Au cours de cette compétition, nous allons assister à des matchs fous, des moments historiques comme toujours, mais aussi des buts magnifiques.

Tiens, qui dit « but » fait directement allusion à sa « célébration » et pendant la CAN, les buts sont un moyen important de faire découvrir la culture d’un pays. La danse mythique, un geste qui fait rage au pays ou mieux encore une chanson qui fait bouger le pays. Tous les moyens sont bons et marquer un but devient le moment le plus attendu pour voir une chorégraphie synchronisée non répétée par toute l’équipe, les spectateurs et les téléspectateurs en état de liesse.

La RD Congo est parmi les nations qui ne déçoivent pas de ce côté-là. Et pour cette édition 2019, on se penche sur la danse qui va accompagner la célébration des buts des Léopards. Avant tout, faisons le point sur ce qu’on a récemment vu.

Efobo en 2013, Mulunge et Ya Mado en 2015

Nous sommes en 2015, la CAN est organisée par la Guinée équatoriale et le Gabon avec la RD Congo qualifiée à la dernière minute comme meilleure 3ème. Lors des éliminatoires, l’équipe aura comme surnom « Génération Molunge » en référence à la danse qui faisait rage à Kinshasa et à Brazzaville avec la chanson « Boma Ngoungui ».

Le match fou contre la Côte d’Ivoire au Stade Félix-Houphouët-Boigny, trois buts partout et … Bokila inscrit le but de la victoire et le célèbre avec cette danse qui va suivre les Léopards à la CAN 2015 où les Fauves termineront 3ème de cette édition avec encore un match dingue contre la République du Congo (4 – 2 ndlr). Joël Kimwaki va marquer son but et immortaliser « Ya Mado » de l’Artiste musicien Fabregas qui à ce temps-là parcourait l’Afrique.

2016, jamais to pola, 2017 Fimbu chicotte

Le CHAN, le retour de la RD Congo sur le toit des locaux africains, pas très loin au Rwanda en 2016. Un parcours élogieux et une nouvelle célébration se crée la danse « Fimbu ». La RD Congo en cette année zéro défaite, que des joies et même dans les clubs, la danse « Fimbu », issue de la chanson du même titre de l’Artiste Félix WAZEKWA, patron du Groupe Cultur’A Pays Vie, fera rage et va s’exporter partout pour ainsi devenir l’identité pour reconnaître un congolais quelque part.

La CAN 2017 sera le concert général de la danse « Chicotte », le Maroc, la Côte d’Ivoire et le Togo, chacun en a eu pour sa peine.
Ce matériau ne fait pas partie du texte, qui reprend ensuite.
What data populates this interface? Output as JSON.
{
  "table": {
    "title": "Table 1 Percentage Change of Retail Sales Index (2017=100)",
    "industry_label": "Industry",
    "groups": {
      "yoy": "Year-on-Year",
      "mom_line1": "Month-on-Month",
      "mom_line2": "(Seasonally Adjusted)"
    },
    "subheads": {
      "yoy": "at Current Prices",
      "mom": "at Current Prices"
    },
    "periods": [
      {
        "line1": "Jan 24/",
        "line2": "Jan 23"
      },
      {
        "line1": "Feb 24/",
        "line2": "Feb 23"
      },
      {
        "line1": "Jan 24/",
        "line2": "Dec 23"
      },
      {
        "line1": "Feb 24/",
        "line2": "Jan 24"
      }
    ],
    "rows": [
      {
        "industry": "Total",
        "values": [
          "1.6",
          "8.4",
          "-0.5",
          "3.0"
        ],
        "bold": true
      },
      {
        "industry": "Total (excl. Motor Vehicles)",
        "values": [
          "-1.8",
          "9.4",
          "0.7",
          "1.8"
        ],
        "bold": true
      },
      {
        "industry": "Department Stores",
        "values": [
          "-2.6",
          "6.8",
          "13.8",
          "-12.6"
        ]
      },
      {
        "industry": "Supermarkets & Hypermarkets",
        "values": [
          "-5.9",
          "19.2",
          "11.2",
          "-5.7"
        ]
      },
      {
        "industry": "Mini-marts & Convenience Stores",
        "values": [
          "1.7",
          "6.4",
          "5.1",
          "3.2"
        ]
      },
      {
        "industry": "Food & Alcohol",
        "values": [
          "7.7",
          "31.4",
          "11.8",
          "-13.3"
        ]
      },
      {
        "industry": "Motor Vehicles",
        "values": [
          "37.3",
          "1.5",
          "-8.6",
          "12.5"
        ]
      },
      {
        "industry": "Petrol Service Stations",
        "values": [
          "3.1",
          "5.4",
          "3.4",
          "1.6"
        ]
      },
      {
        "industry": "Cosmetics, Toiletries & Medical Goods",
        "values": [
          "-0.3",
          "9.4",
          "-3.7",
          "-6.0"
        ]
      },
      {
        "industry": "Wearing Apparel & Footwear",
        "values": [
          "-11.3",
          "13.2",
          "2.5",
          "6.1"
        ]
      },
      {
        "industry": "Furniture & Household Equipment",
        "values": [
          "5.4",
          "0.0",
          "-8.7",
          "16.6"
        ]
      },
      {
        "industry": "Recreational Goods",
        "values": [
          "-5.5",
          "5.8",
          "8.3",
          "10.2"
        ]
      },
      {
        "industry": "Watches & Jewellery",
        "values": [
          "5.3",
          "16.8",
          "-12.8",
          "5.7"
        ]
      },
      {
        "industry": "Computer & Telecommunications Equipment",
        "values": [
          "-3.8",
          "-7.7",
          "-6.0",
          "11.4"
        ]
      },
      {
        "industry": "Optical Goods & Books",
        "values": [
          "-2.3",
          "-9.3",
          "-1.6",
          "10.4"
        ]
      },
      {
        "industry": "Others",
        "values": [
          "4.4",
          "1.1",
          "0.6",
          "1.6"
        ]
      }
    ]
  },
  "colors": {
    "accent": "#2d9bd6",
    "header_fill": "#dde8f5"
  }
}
Puis « Fimbu » commence à se faire bouder. D’abord contre le Ghana qui élimine la RD Congo, ensuite la Tunisie va supporter deux chicottes, mais va tout de même réagir et priver ainsi les Fauves à voir la Russie pour la coupe du monde.

2019, quelle célébration pour la CAN?

Nous voilà en Egypte pour une nouvelle aventure. Trois matches à jouer et il y aura sûrement des buts, alors on doit s’y préparer côté célébration.
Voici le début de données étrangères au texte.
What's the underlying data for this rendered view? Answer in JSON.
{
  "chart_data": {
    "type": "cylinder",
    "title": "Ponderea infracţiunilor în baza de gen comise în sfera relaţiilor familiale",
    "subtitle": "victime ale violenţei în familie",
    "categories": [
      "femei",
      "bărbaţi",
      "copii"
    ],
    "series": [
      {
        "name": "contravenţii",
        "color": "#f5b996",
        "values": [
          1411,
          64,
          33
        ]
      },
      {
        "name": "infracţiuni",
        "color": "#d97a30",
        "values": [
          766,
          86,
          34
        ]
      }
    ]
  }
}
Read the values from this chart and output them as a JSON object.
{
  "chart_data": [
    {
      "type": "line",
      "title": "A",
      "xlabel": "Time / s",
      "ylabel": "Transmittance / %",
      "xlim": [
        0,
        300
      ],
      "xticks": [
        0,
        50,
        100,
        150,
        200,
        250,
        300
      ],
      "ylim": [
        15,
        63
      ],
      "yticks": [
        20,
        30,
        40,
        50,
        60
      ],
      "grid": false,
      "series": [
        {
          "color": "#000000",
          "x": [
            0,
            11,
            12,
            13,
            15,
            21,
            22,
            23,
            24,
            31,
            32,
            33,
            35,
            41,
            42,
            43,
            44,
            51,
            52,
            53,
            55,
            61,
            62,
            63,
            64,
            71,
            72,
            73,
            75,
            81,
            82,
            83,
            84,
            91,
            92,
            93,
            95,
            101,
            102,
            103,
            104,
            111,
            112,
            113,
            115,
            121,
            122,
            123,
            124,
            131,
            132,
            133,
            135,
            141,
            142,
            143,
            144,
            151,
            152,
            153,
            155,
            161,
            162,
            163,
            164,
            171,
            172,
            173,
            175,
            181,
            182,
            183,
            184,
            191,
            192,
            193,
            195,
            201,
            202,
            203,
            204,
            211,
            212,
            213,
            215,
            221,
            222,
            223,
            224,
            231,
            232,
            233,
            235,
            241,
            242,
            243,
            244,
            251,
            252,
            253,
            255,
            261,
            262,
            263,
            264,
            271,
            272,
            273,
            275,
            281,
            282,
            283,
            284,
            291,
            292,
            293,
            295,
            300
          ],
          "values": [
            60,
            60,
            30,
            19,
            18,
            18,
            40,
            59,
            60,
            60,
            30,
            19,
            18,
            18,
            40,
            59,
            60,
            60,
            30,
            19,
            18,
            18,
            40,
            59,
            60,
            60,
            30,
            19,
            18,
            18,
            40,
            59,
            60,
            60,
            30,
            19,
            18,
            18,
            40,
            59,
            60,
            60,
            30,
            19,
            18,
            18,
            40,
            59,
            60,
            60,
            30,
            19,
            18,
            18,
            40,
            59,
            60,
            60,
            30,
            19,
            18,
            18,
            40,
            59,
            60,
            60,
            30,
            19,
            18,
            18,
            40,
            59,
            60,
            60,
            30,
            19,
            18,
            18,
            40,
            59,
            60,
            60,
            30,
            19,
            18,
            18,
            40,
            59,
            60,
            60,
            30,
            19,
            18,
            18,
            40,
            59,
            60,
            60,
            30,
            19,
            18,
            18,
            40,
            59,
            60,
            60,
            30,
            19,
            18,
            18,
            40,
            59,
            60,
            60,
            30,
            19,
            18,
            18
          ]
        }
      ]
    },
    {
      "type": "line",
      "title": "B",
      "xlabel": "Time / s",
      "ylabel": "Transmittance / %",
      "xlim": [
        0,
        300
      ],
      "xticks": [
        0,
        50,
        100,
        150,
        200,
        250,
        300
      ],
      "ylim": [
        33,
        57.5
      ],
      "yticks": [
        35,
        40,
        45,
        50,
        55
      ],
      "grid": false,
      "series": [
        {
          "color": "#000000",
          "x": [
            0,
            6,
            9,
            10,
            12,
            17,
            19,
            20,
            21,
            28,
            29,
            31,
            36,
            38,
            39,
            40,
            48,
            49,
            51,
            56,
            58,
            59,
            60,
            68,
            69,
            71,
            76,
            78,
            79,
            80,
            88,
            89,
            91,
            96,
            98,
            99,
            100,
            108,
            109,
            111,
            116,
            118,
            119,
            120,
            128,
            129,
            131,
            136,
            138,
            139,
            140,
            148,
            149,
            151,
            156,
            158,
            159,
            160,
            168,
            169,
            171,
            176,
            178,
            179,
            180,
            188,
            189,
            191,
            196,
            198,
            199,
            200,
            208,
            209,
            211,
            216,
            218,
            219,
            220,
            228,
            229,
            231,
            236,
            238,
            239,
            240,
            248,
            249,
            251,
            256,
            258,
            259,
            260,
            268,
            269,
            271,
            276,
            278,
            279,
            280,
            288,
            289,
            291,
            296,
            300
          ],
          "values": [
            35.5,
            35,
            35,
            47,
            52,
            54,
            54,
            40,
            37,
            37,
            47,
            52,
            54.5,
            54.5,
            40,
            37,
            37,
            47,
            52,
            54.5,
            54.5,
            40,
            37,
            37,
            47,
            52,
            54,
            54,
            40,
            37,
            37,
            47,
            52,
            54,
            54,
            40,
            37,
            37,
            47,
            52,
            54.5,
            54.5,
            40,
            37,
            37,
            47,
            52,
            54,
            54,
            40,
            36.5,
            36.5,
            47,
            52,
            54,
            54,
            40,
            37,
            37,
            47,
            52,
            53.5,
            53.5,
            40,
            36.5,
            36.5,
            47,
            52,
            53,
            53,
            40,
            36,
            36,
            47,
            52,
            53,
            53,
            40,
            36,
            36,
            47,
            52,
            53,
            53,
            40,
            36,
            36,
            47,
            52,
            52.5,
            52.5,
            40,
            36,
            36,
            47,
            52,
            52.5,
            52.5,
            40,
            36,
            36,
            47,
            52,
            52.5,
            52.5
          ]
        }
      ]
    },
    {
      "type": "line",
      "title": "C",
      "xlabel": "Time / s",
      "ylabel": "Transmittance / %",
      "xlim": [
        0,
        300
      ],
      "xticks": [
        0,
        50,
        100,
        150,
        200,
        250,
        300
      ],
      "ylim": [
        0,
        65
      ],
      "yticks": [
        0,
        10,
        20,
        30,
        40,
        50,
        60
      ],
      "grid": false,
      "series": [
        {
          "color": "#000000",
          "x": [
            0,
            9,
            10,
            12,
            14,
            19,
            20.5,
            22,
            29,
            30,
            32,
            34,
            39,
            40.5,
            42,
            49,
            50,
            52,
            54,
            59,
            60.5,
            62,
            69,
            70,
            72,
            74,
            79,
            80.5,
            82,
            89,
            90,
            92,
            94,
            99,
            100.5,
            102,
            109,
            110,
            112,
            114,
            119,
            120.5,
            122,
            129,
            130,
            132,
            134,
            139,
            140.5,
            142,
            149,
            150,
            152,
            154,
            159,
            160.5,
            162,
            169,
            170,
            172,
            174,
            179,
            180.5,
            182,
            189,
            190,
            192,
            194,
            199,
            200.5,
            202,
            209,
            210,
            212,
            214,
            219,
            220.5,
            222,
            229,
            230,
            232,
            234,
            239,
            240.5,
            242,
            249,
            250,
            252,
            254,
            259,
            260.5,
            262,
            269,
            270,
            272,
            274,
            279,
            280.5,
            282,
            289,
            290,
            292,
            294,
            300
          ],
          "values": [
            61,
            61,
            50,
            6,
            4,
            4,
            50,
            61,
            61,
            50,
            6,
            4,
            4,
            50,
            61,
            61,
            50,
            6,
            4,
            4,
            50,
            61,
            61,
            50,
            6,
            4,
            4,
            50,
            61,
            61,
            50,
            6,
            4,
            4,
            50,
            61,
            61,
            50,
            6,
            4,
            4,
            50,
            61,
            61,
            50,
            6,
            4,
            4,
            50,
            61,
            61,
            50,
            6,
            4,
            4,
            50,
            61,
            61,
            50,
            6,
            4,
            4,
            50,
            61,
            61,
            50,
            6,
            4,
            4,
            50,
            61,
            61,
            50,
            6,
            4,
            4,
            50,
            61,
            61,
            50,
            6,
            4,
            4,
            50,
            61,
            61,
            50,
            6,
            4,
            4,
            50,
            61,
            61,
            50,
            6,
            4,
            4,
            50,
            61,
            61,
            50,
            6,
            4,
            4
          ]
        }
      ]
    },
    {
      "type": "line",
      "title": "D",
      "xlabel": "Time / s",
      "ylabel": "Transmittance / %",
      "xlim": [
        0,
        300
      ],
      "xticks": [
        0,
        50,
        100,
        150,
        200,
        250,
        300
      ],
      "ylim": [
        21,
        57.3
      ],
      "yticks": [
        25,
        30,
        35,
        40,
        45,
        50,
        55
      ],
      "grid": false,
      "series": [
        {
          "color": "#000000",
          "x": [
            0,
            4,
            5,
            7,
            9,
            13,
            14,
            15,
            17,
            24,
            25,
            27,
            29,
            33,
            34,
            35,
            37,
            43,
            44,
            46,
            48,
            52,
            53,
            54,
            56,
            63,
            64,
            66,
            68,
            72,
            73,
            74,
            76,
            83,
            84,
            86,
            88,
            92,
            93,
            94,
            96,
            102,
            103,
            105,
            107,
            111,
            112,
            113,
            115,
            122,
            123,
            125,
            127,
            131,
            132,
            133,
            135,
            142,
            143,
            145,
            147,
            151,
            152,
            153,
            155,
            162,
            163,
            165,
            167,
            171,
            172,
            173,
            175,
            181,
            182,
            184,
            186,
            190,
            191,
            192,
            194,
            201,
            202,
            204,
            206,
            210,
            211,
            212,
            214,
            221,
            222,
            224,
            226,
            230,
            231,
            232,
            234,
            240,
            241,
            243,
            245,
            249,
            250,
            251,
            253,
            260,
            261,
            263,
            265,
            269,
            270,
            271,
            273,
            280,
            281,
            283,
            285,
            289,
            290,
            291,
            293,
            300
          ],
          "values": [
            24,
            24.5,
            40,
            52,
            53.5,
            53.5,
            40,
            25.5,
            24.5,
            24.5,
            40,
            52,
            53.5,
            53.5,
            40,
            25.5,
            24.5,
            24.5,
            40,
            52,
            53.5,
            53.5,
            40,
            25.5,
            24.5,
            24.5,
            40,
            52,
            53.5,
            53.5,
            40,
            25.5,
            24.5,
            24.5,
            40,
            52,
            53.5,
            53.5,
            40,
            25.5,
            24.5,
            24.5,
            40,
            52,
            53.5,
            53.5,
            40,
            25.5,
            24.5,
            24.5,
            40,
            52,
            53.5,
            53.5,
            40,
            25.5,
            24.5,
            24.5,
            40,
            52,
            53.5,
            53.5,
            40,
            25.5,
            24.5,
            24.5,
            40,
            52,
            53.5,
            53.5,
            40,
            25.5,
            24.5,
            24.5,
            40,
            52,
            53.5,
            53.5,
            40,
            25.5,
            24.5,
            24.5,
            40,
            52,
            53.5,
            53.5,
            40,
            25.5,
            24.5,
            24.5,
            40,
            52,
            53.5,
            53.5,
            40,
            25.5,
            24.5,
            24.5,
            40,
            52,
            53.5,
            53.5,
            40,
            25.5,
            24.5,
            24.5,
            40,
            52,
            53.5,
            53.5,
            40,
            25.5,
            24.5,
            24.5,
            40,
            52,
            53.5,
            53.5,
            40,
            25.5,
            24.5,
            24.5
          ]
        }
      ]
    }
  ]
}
Mbeya Mbeya, la folle chanson

Durant sept mois, elle couvre Kinshasa et ailleurs, cette chanson de l’Artiste Negro DIMARIA ne cesse de faire danser et déjà dans la tanière des Léopards un fan inconditionnel s’y trouve. Christian LUYINDAMA, ce défenseur de la Galasataray a célébré le titre de champion de la Turquie et son équipe avec comme son intro la fameuse chanson « Mbeya Mbeya ». Même à Marbella une vidéo nous montre encore Boss exhiber la danse avec succès et joie de ses amis.

On peut ainsi croire que ce n’est pas loin de voir tout le groupe être emballé par cette danse.

Misu na Misu de Robinho

Voilà l’autre chanson qui peut aussi avoir l’occasion d’être célébrée. Sortie à peine quelques semaines, avec une danse difficile à résister et facile à exécuter, Robinho MUNDIMBU fait danser Kinshasa à son rythme. Cette nouvelle tuerie postule bien pour une célébration nationale.
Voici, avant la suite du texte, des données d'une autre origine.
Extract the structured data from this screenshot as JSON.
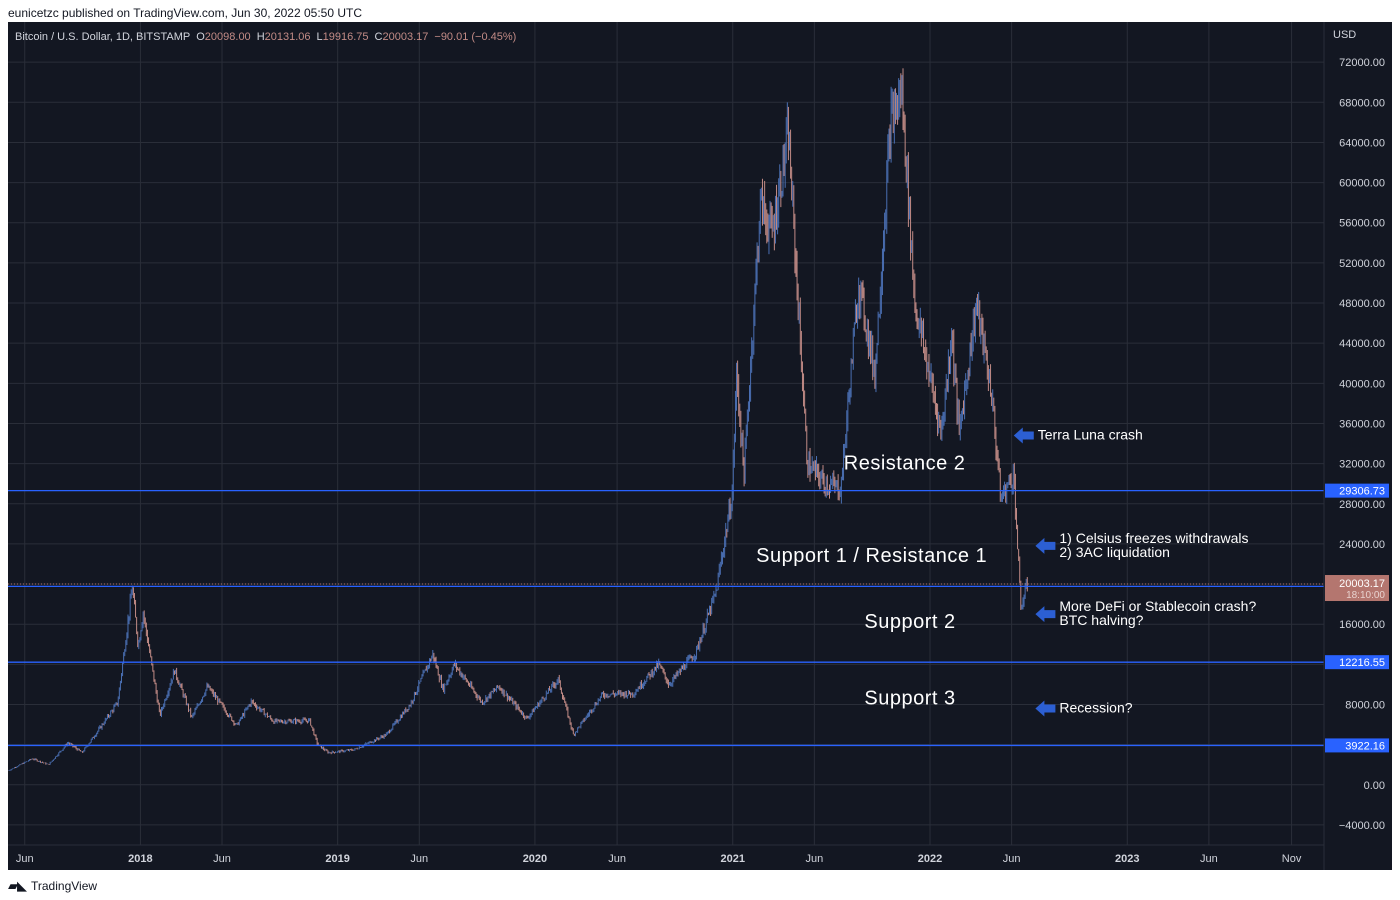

Dans tous les cas, dès le 22 juin, les yeux des congolais seront tournés vers le Caire et déjà prêts pour une célébration encore en pompe qui va sûrement faire son temps pendant cette compétition.

De toute façon, « on ne fait pas d’omelette sans casser des œufs », dit-on. D’où il faut d’abord marquer des buts avant de songer, célébrer et aussi faire durer la fête en allant jusqu’au bout pour que la fête soit totale.